De weerman op de televisie deed van de week aarzelend melding van rokjesdag. 'Nog niet!' wou ik hem toeroepen, 'laat de winter alsjeblieft nog even duren.' Maar er is geen houden aan. De kalender liegt niet, de forsythia bloeit uitbundig en de strelende warmte van de zon kan niemand ontgaan.
Als de term 'rokjesdag' wordt gebezigd, dan is het pas echt afgelopen met de winter. Met dat woord moet je dus voorzichtig zijn.
Zelf ben ik nog niet klaar met de winter. Klusjes liggen nog te wachten, mijn winterlijstje is nog niet afgewerkt. De tuin vraagt dringend om de noodzakelijke snoeibeurt voordat de eerste bloesem gaat ontluiken of het nieuwe blad gaat ontbotten, de belastingaangifte moet de deur uit, de zich over een jaar gevormde stapels papieren en tijdschriften zijn nog niet opgeruimd. Elk jaar duren mij de wintermaanden te kort.

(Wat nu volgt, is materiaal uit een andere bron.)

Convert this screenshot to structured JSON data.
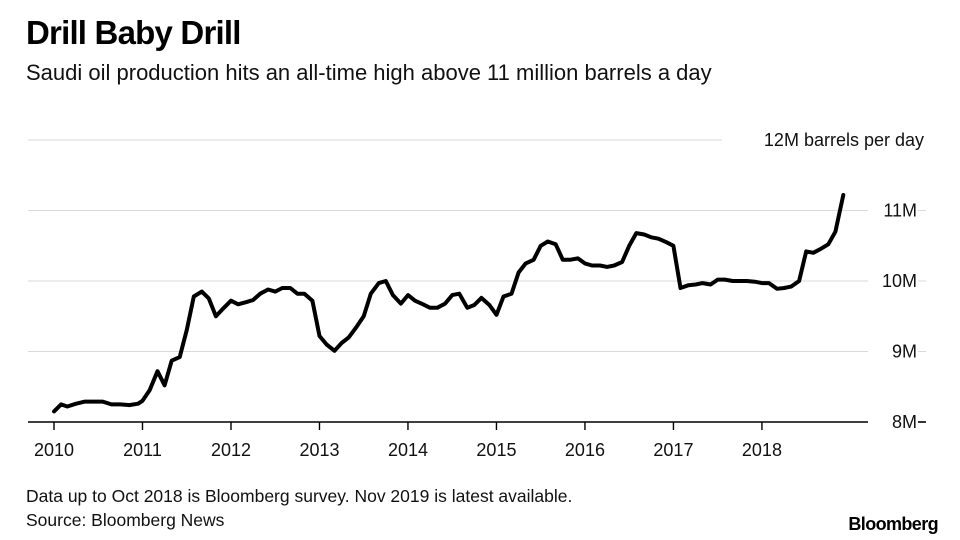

Niet iedereen snakt naar de lente. Want het voorjaar betekent buiten zijn, waar de natuur bezig is haar pollen af te geven. De spinnen kruipen uit hun holletjes en breien hun web juist voor jouw voordeur. Onderweg belanden kleine vliegjes in je ogen en sluipt stuifmeel zo diep mogelijk in je neus. De zonnebril is voortdurend nodig om je te beschermen tegen pollen en ongedierte.
Na dit weekend is het echt afgelopen met de winter. De wijzers van alle klokken zijn zomaar een uur verder gedraaid. Het allerlaatste winteruurtje is op bruuske wijze afgenomen. Zomaar een uur afpakken, de lente heeft haast.
Ook dit jaar te vroeg. Ik leg mij er maar bij neer.